Machismo: TEFL Logue Friend Or Foe?
What is machismo? If you are female, will you experience it abroad? Where? Where not?
All good questions that I can’t answer in full…but I’m curious to hear the experience and opinions of others.
After more than three years abroad and just a few frustrating situations…I have come to look at the concept of machismo as this: it is rarely overtly sexist or outright dismissive; often it just incorporates charming or at least not-so-offensive male behavior toward females – “helping” or doing what they “know is best.” Not to worry, this can be challenge enough to deal with!
I definitely experienced this traveling alone in Turkey. A teenage guy at the bus company literally picked up my bag and said “Come.” Perfect, I thought, I love this! Someone to show me where to go AND carry my bag. When I’m not lost or tired of carrying a heavy backpack though, this kind of behavior quickly loses its charm.
I have mentioned or perhaps demonstrated before that I might just be a bit stubborn. But when someone else has a good point…or is right and I’m wrong (yes, I know what you’re thinking, this is rare)…I can admit it.
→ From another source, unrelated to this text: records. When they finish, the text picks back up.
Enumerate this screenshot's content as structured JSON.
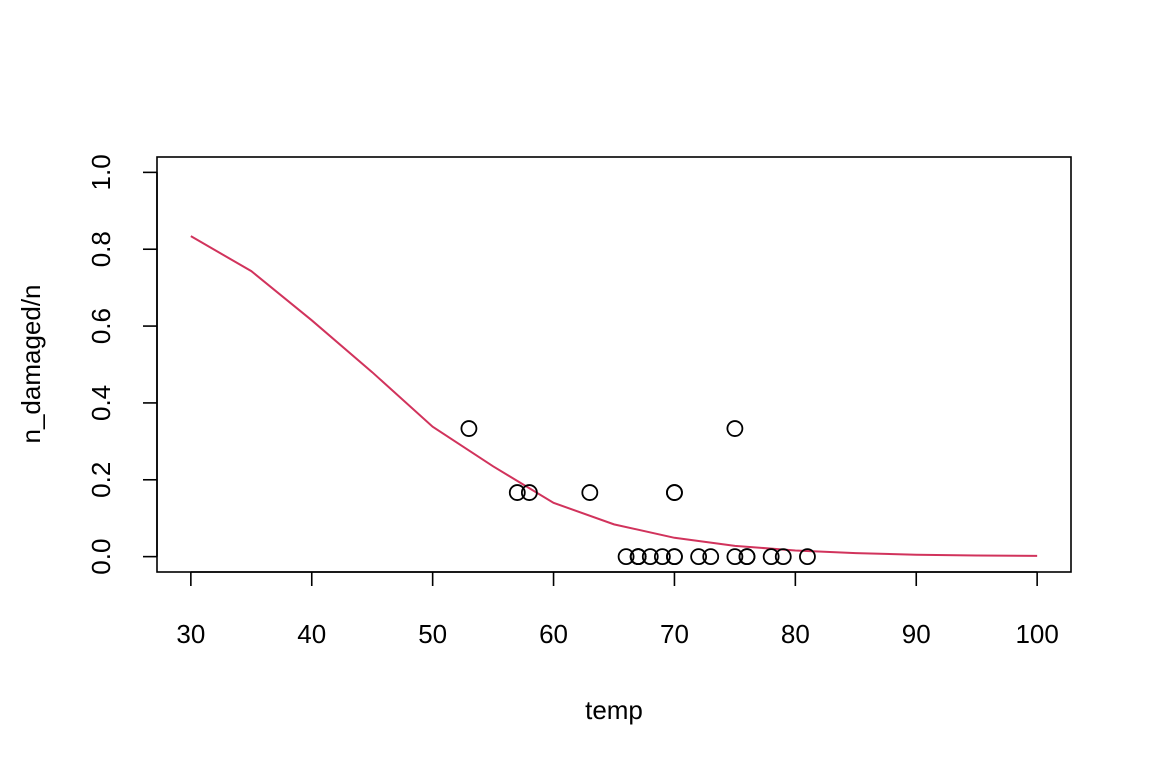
{
  "chart_data": {
    "type": "scatter",
    "xlabel": "temp",
    "ylabel": "n_damaged/n",
    "xlim": [
      27.2,
      102.8
    ],
    "ylim": [
      -0.04,
      1.04
    ],
    "xticks": [
      30,
      40,
      50,
      60,
      70,
      80,
      90,
      100
    ],
    "yticks": [
      0.0,
      0.2,
      0.4,
      0.6,
      0.8,
      1.0
    ],
    "xtick_labels": [
      "30",
      "40",
      "50",
      "60",
      "70",
      "80",
      "90",
      "100"
    ],
    "ytick_labels": [
      "0.0",
      "0.2",
      "0.4",
      "0.6",
      "0.8",
      "1.0"
    ],
    "grid": false,
    "points": {
      "x": [
        53,
        57,
        58,
        63,
        66,
        67,
        67,
        67,
        68,
        69,
        70,
        70,
        70,
        70,
        72,
        73,
        75,
        75,
        76,
        76,
        78,
        79,
        81
      ],
      "y": [
        0.3333,
        0.1667,
        0.1667,
        0.1667,
        0,
        0,
        0,
        0,
        0,
        0,
        0,
        0,
        0.1667,
        0.1667,
        0,
        0,
        0,
        0.3333,
        0,
        0,
        0,
        0,
        0
      ],
      "marker": "open-circle",
      "color": "#000000"
    },
    "curve": {
      "x": [
        30,
        35,
        40,
        45,
        50,
        55,
        60,
        65,
        70,
        75,
        80,
        85,
        90,
        95,
        100
      ],
      "y": [
        0.834,
        0.743,
        0.615,
        0.48,
        0.338,
        0.235,
        0.14,
        0.084,
        0.049,
        0.028,
        0.016,
        0.009,
        0.005,
        0.003,
        0.002
      ],
      "color": "#D1335C"
    }
  }
}
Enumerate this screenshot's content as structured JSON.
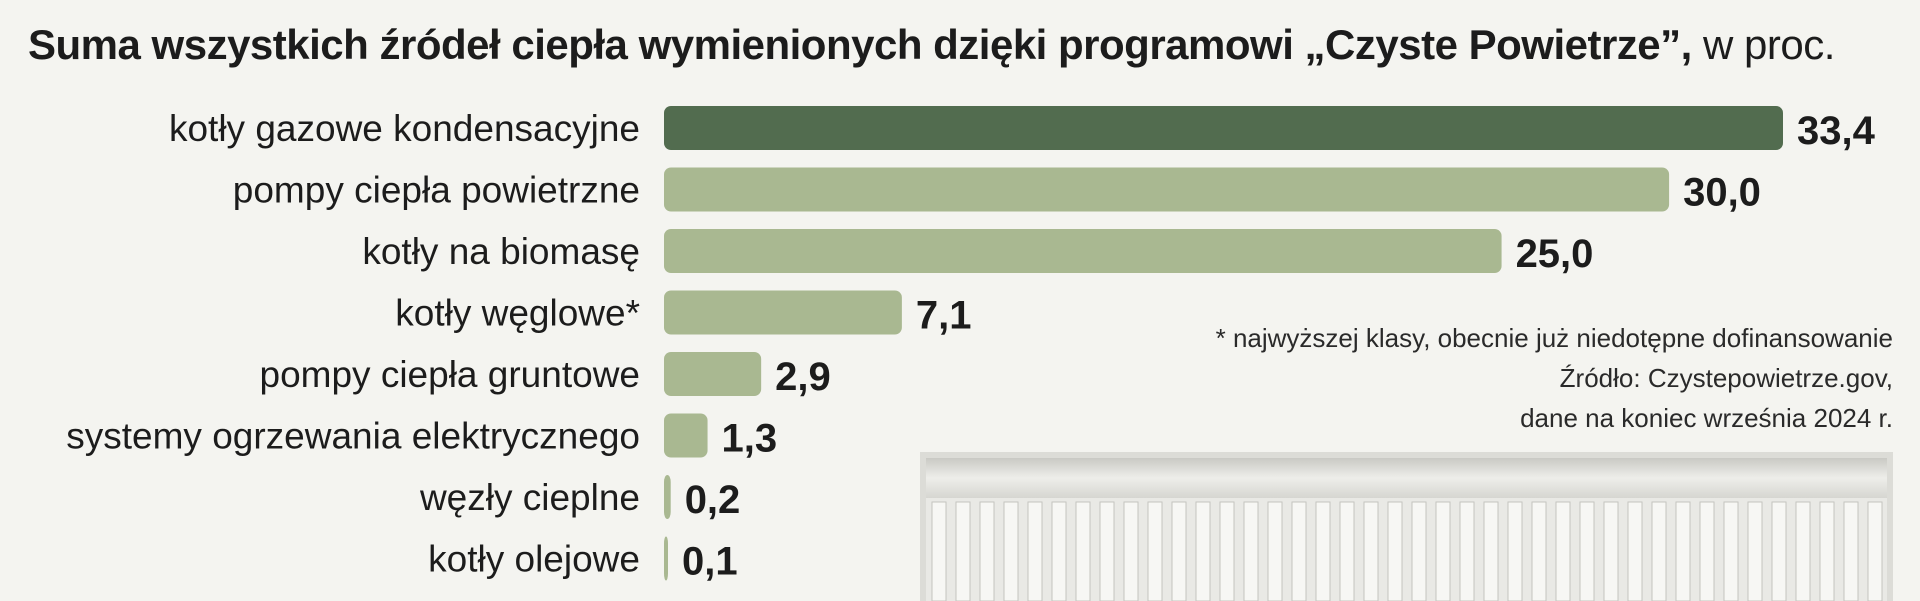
{
  "title": {
    "main": "Suma wszystkich źródeł ciepła wymienionych dzięki programowi „Czyste Powietrze”,",
    "unit": " w proc."
  },
  "notes": {
    "footnote": "* najwyższej klasy, obecnie już niedotępne dofinansowanie",
    "source": "Źródło: Czystepowietrze.gov,",
    "date": "dane na koniec września 2024 r."
  },
  "colors": {
    "highlight": "#526c4f",
    "bar": "#a9b891",
    "background": "#f4f4f0"
  },
  "illustration": "radiator",
  "chart_data": {
    "type": "bar",
    "orientation": "horizontal",
    "title": "Suma wszystkich źródeł ciepła wymienionych dzięki programowi „Czyste Powietrze”, w proc.",
    "categories": [
      "kotły gazowe kondensacyjne",
      "pompy ciepła powietrzne",
      "kotły na biomasę",
      "kotły węglowe*",
      "pompy ciepła gruntowe",
      "systemy ogrzewania elektrycznego",
      "węzły cieplne",
      "kotły olejowe"
    ],
    "values": [
      33.4,
      30.0,
      25.0,
      7.1,
      2.9,
      1.3,
      0.2,
      0.1
    ],
    "value_labels": [
      "33,4",
      "30,0",
      "25,0",
      "7,1",
      "2,9",
      "1,3",
      "0,2",
      "0,1"
    ],
    "highlight_index": 0,
    "xlim": [
      0,
      33.4
    ],
    "grid": false,
    "legend": "none"
  }
}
Or at least I don’t continue arguing just for the sake of not giving in…if I continue arguing it’s merely because I really, truly disagree.
I’ve had a couple of rather frustrating experiences, quite possibly exacerbated by my own stubborn and independent nature, where I really seem to butt heads with people who cannot acknowledge that someone else (well, me) actually has a point, especially when it would seem to simplify and improve things for everyone involved. I know, I know, part of it is me. And this is not always a cultural thing or even a male thing – but it is still, I think, a perfect example of machismo in action.
Example one: Imagine some bureaucracy drama. I ask if we can call the office, instead of (me) repeatedly going there in person. I’d do it in English but don’t want to say the wrong thing and make a mess. No. We (I) have to go in person. So we (I) go in person several times. Later, what do we do? We call to find out what we need. Could we have done that when I suggested it, a month ago? Not so much.
Example two: someone takes my computer to ensure it will be able to use a service I have essentially paid for…and while he has it, decides to do some other stuff. Granted, he knows what he’s doing and it’s probably good for the computer. However for a relative stranger to start changing things on my computer without letting me know or, well, asking in advance…another example of machismo.
I like to think I can keep things in perspective. I realize I may come across as irritated here; in a sense, I am. In the non-TEFL Logue portion of reality, though, I make an effort to pick my battles. I’m not out to conquer machismo…besides, if I did that, who would give me directions, carry my backpack and fix things for me?